The agreement, which aims to assess nationwide interoperability, was made at the KLAS Keystone Summit earlier this month. Developers and providers alike have faced criticism in recent months from members of Congress over missing links in the interoperability of electronic health-record systems despite a public investment of $31.5 billion federal dollars (Modern Healthcare, 10/19).
Recent government studies, however, based on independent survey data, indicate the exchange of health information is growing among hospitals, physicians and patients (Modern Healthcare, 10/19).
“There's pressure coming from every direction,” Tripathi said. “Pressure is coming from providers themselves, from patients, from the Congress. No one can ignore that.”
But Tripathi said this is an example of private sector problem solving. “This is actually not coming from the government at all. It's a completely private sector initiative.”
In a statement released Monday, KLAS said, "Leaders of 12 different EHR vendor companies proactively stepped forward to have an independent entity publish transparent measures of health information exchange that can serve as the basis for understanding our current position and trajectory" (Slabodkin, Health Data Management, 10/20).
The metrics were developed and supported by executives at:
- GE Healthcare;
- MEDITECH; and
- NextGen Healthcare (KLAS release, 10/19).
Massachusetts eHealth Collaborative President and CEO Micky Tripathi, who moderated the session during which the agreement was made, said, "The idea was to get agreement to a baseline, Consumer Reports[-like way] to measure interoperability, and KLAS would be the organization to do that measure."
Tripathi said the interoperability reports will seek to obtain "hard" and "soft" information, including:
- Data on the types of interoperability providers have achieved using specific vendors (Modern Healthcare, 10/19); and
- Questions related to user experiences (Health Data Management, 10/20).
Stan Huff, CMIO at Intermountain Healthcare, said the reports could help:
- Identify differences among vendors; and
- Inform policymakers (Modern Healthcare, 10/19).
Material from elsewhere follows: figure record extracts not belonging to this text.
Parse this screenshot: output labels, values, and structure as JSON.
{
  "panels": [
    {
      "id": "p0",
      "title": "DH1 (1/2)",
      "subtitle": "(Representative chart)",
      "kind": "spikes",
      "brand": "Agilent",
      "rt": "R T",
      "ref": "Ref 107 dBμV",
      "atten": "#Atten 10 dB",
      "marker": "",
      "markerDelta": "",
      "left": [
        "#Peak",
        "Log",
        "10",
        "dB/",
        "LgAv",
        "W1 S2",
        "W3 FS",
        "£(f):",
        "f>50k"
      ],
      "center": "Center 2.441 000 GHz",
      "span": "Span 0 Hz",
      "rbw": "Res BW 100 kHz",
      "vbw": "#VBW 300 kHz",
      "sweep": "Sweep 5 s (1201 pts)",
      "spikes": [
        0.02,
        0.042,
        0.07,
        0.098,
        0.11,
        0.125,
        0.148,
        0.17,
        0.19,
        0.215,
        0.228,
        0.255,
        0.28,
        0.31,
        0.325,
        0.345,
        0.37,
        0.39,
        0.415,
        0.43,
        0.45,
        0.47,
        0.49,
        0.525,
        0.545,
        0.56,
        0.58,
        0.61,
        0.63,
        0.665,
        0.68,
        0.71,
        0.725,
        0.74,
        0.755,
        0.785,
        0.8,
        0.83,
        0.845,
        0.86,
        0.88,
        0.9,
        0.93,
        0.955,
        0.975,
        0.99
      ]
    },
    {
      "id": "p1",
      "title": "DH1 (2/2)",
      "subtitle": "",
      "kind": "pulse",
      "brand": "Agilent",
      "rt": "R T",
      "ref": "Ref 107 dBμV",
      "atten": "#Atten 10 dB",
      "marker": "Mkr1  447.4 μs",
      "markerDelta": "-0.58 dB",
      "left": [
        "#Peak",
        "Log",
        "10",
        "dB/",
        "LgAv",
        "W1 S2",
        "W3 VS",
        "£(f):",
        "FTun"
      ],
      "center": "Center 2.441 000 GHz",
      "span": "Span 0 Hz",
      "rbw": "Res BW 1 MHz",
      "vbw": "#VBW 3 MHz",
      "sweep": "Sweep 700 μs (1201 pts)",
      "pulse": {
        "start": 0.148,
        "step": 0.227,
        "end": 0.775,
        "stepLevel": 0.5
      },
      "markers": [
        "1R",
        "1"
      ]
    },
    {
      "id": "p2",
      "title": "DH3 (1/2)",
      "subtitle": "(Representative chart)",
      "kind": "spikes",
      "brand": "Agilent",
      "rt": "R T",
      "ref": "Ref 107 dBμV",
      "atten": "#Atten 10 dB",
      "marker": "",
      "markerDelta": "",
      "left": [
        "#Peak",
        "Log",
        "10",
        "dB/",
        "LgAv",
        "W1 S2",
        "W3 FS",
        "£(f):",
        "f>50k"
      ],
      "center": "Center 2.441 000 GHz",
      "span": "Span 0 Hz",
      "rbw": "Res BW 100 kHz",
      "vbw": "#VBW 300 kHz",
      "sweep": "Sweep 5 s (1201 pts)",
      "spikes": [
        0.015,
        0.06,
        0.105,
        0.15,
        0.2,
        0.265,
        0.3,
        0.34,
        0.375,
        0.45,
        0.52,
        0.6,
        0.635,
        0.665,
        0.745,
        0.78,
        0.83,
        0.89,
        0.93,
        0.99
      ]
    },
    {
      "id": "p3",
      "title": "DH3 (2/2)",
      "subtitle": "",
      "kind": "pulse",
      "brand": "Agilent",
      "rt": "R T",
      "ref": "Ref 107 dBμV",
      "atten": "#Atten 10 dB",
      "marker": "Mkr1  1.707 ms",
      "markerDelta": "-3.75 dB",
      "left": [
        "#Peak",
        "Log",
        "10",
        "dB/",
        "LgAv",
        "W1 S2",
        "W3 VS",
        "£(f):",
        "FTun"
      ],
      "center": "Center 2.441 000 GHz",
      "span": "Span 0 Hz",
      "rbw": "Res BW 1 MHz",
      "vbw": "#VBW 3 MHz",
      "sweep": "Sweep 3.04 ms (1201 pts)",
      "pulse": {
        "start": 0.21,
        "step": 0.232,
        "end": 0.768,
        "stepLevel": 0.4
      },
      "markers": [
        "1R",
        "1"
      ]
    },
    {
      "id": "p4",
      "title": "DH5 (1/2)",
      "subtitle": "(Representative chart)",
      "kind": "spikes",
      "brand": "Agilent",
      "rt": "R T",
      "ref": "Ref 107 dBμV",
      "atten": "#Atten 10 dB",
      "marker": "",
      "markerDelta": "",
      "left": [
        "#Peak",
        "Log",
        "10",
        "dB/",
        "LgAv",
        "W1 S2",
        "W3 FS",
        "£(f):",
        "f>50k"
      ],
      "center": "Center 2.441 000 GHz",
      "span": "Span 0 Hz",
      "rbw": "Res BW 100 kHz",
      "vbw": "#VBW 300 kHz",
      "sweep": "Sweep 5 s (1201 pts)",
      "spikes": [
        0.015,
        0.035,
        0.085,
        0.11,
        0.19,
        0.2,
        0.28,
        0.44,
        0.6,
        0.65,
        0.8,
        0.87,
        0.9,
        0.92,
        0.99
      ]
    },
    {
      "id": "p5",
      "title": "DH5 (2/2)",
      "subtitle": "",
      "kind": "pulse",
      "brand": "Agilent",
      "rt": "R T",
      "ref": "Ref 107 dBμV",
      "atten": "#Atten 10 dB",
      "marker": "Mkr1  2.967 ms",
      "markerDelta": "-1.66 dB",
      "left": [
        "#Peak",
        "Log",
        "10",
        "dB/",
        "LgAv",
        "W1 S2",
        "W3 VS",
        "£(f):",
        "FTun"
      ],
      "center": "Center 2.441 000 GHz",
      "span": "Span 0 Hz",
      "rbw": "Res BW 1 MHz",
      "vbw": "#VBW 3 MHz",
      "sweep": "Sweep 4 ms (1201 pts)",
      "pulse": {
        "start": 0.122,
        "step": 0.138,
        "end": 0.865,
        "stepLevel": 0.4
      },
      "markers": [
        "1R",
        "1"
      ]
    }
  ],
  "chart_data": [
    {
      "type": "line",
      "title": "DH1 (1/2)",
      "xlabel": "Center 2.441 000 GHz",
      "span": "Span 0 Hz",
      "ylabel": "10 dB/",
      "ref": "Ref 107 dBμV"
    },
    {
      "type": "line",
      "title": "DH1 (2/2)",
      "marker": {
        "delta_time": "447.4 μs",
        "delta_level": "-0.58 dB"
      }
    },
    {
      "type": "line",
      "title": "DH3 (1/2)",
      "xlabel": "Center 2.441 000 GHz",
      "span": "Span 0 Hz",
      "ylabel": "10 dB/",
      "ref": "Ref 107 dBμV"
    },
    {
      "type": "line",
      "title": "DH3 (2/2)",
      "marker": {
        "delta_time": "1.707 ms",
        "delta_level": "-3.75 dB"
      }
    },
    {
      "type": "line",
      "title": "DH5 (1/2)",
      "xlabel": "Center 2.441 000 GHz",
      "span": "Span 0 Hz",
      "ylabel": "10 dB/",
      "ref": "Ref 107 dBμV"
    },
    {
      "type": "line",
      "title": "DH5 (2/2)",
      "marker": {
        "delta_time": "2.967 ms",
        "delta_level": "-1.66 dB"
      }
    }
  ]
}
KLAS still is developing a plan to launch the new metrics and reporting system.
Greenway Health CEO Tee Green said that "pulling down walls to unlock health data between systems" is "essential to improving care coordination and, ultimately, outcomes."
Meanwhile, Cerner said it is "committed to removing barriers to advance patient-centered interoperability" and "collaborating with our peers to connect organizations and systems, regardless of platform or provider, to achieve true, industry-wide interoperability" (Health Data Management, 10/20).